The proposed change would see the EU involved in deals even as negotiations are still underway. Previous attempts to expand this regulatory capacity, which currently only allow the commission to review such agreements once complete, have been met with opposition in the European Council.

“Out of order IGAs are what did in South Stream [a Russian project to pipe gas to southern Europe, bypassing Ukraine, that was abandoned a year ago],” O’Donoghue notes. However, the EU's inability to regulate such agreements has also helped allow Gazprom conclude supply contracts with individual EU states that limit pipeline use or the rights of customers to do what they want with gas, even after they have paid for it. 

Common interest

The lengthy list of EU prioritised projects includes a significant number in CEE, most directed at lessening dependence on Russian energy. A pan-Baltic LNG terminal in Estonia remains a target for Brussels despite years of delay and disappointment.

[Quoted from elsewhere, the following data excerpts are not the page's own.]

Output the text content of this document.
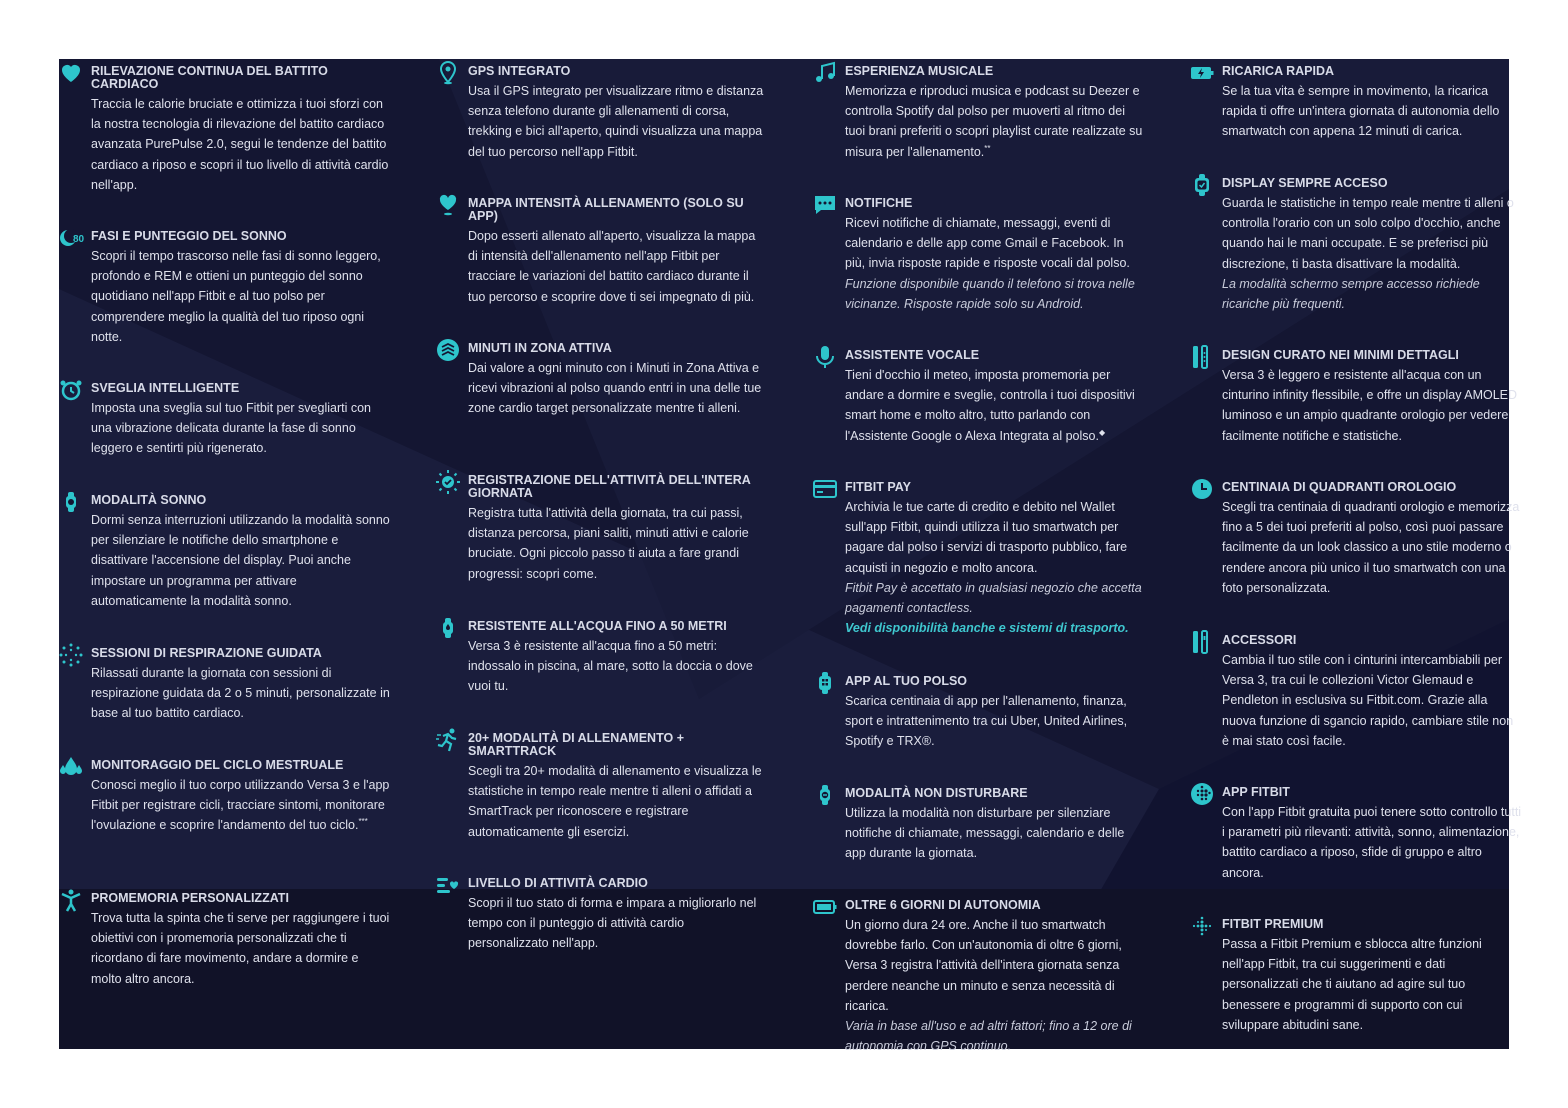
RILEVAZIONE CONTINUA DEL BATTITO CARDIACO

Traccia le calorie bruciate e ottimizza i tuoi sforzi con la nostra tecnologia di rilevazione del battito cardiaco avanzata PurePulse 2.0, segui le tendenze del battito cardiaco a riposo e scopri il tuo livello di attività cardio nell'app.

80 FASI E PUNTEGGIO DEL SONNO

Scopri il tempo trascorso nelle fasi di sonno leggero, profondo e REM e ottieni un punteggio del sonno quotidiano nell'app Fitbit e al tuo polso per comprendere meglio la qualità del tuo riposo ogni notte.

SVEGLIA INTELLIGENTE

Imposta una sveglia sul tuo Fitbit per svegliarti con una vibrazione delicata durante la fase di sonno leggero e sentirti più rigenerato.

MODALITÀ SONNO

Dormi senza interruzioni utilizzando la modalità sonno per silenziare le notifiche dello smartphone e disattivare l'accensione del display. Puoi anche impostare un programma per attivare automaticamente la modalità sonno.

SESSIONI DI RESPIRAZIONE GUIDATA

Rilassati durante la giornata con sessioni di respirazione guidata da 2 o 5 minuti, personalizzate in base al tuo battito cardiaco.

MONITORAGGIO DEL CICLO MESTRUALE

Conosci meglio il tuo corpo utilizzando Versa 3 e l'app Fitbit per registrare cicli, tracciare sintomi, monitorare l'ovulazione e scoprire l'andamento del tuo ciclo.***

PROMEMORIA PERSONALIZZATI

Trova tutta la spinta che ti serve per raggiungere i tuoi obiettivi con i promemoria personalizzati che ti ricordano di fare movimento, andare a dormire e molto altro ancora.

GPS INTEGRATO

Usa il GPS integrato per visualizzare ritmo e distanza senza telefono durante gli allenamenti di corsa, trekking e bici all'aperto, quindi visualizza una mappa del tuo percorso nell'app Fitbit.

MAPPA INTENSITÀ ALLENAMENTO (SOLO SU APP)

Dopo esserti allenato all'aperto, visualizza la mappa di intensità dell'allenamento nell'app Fitbit per tracciare le variazioni del battito cardiaco durante il tuo percorso e scoprire dove ti sei impegnato di più.

MINUTI IN ZONA ATTIVA

Dai valore a ogni minuto con i Minuti in Zona Attiva e ricevi vibrazioni al polso quando entri in una delle tue zone cardio target personalizzate mentre ti alleni.

REGISTRAZIONE DELL'ATTIVITÀ DELL'INTERA GIORNATA

Registra tutta l'attività della giornata, tra cui passi, distanza percorsa, piani saliti, minuti attivi e calorie bruciate. Ogni piccolo passo ti aiuta a fare grandi progressi: scopri come.

RESISTENTE ALL'ACQUA FINO A 50 METRI

Versa 3 è resistente all'acqua fino a 50 metri: indossalo in piscina, al mare, sotto la doccia o dove vuoi tu.

20+ MODALITÀ DI ALLENAMENTO + SMARTTRACK

Scegli tra 20+ modalità di allenamento e visualizza le statistiche in tempo reale mentre ti alleni o affidati a SmartTrack per riconoscere e registrare automaticamente gli esercizi.

LIVELLO DI ATTIVITÀ CARDIO

Scopri il tuo stato di forma e impara a migliorarlo nel tempo con il punteggio di attività cardio personalizzato nell'app.

ESPERIENZA MUSICALE

Memorizza e riproduci musica e podcast su Deezer e controlla Spotify dal polso per muoverti al ritmo dei tuoi brani preferiti o scopri playlist curate realizzate su misura per l'allenamento.**

NOTIFICHE

Ricevi notifiche di chiamate, messaggi, eventi di calendario e delle app come Gmail e Facebook. In più, invia risposte rapide e risposte vocali dal polso.

Funzione disponibile quando il telefono si trova nelle vicinanze. Risposte rapide solo su Android.

ASSISTENTE VOCALE

Tieni d'occhio il meteo, imposta promemoria per andare a dormire e sveglie, controlla i tuoi dispositivi smart home e molto altro, tutto parlando con l'Assistente Google o Alexa Integrata al polso.◆

FITBIT PAY

Archivia le tue carte di credito e debito nel Wallet sull'app Fitbit, quindi utilizza il tuo smartwatch per pagare dal polso i servizi di trasporto pubblico, fare acquisti in negozio e molto ancora.

Fitbit Pay è accettato in qualsiasi negozio che accetta pagamenti contactless.

Vedi disponibilità banche e sistemi di trasporto.

APP AL TUO POLSO

Scarica centinaia di app per l'allenamento, finanza, sport e intrattenimento tra cui Uber, United Airlines, Spotify e TRX®.

MODALITÀ NON DISTURBARE

Utilizza la modalità non disturbare per silenziare notifiche di chiamate, messaggi, calendario e delle app durante la giornata.

OLTRE 6 GIORNI DI AUTONOMIA

Un giorno dura 24 ore. Anche il tuo smartwatch dovrebbe farlo. Con un'autonomia di oltre 6 giorni, Versa 3 registra l'attività dell'intera giornata senza perdere neanche un minuto e senza necessità di ricarica.

Varia in base all'uso e ad altri fattori; fino a 12 ore di autonomia con GPS continuo.

RICARICA RAPIDA

Se la tua vita è sempre in movimento, la ricarica rapida ti offre un'intera giornata di autonomia dello smartwatch con appena 12 minuti di carica.

DISPLAY SEMPRE ACCESO

Guarda le statistiche in tempo reale mentre ti alleni o controlla l'orario con un solo colpo d'occhio, anche quando hai le mani occupate. E se preferisci più discrezione, ti basta disattivare la modalità.

La modalità schermo sempre accesso richiede ricariche più frequenti.

DESIGN CURATO NEI MINIMI DETTAGLI

Versa 3 è leggero e resistente all'acqua con un cinturino infinity flessibile, e offre un display AMOLED luminoso e un ampio quadrante orologio per vedere facilmente notifiche e statistiche.

CENTINAIA DI QUADRANTI OROLOGIO

Scegli tra centinaia di quadranti orologio e memorizza fino a 5 dei tuoi preferiti al polso, così puoi passare facilmente da un look classico a uno stile moderno o rendere ancora più unico il tuo smartwatch con una foto personalizzata.

ACCESSORI

Cambia il tuo stile con i cinturini intercambiabili per Versa 3, tra cui le collezioni Victor Glemaud e Pendleton in esclusiva su Fitbit.com. Grazie alla nuova funzione di sgancio rapido, cambiare stile non è mai stato così facile.

APP FITBIT

Con l'app Fitbit gratuita puoi tenere sotto controllo tutti i parametri più rilevanti: attività, sonno, alimentazione, battito cardiaco a riposo, sfide di gruppo e altro ancora.

FITBIT PREMIUM

Passa a Fitbit Premium e sblocca altre funzioni nell'app Fitbit, tra cui suggerimenti e dati personalizzati che ti aiutano ad agire sul tuo benessere e programmi di supporto con cui sviluppare abitudini sane.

Meanwhile, a series of smaller pipeline projects in the Bulgaria-Romania-Hungary-Austria corridor largely coincide with the "Eastring" project touted by Slovakia’s Eustream. The apparent blessing from Brussels comes despite suggestions from Fico during a trip to Moscow that the project could actually be used to pipe more Russian gas into the region.

An oil pipeline connecting Austria’s Schwechat with Bratislava makes it onto the list. Expanded capacity on the link between the Croatian port of Omisalj with the Druzhba pipeline – the mainline carrying Russian and Kazakh crude across CEE to Germany – is also eyed. A spur on the Druzhba from Litvinov in the Czech Republic to a refinery in Sprugau, Germany is another priority, in addition to a new oil terminal at Gdansk in Poland, to open the way for additional alternative supplies.

The inventory of “projects of common interest” is meant to tempt investors across the bloc to push forwards, dangling the carrot of EU funds. However, in many cases it has had the opposite effect, O’Donoghue suggests. “What you are seeing is investors waiting to see if a project ends up on the list before they do anything,” the analyst says.

In terms of individual CEE report cards, Poland and Hungary are mentioned as likely failing to meet 2020 renewable energy targets. Bulgarian industry is marked as the least efficient user of energy EU-wide, consuming at a pace seven times greater than the bloc's top performers.

Poland and the Czech Republic need more interconnections for their electricity grids to bolster market competition, the EU also reports. Meanwhile, although Slovakia and Hungary have linked their grids, “significant congestions” must be rectified, the EU concludes.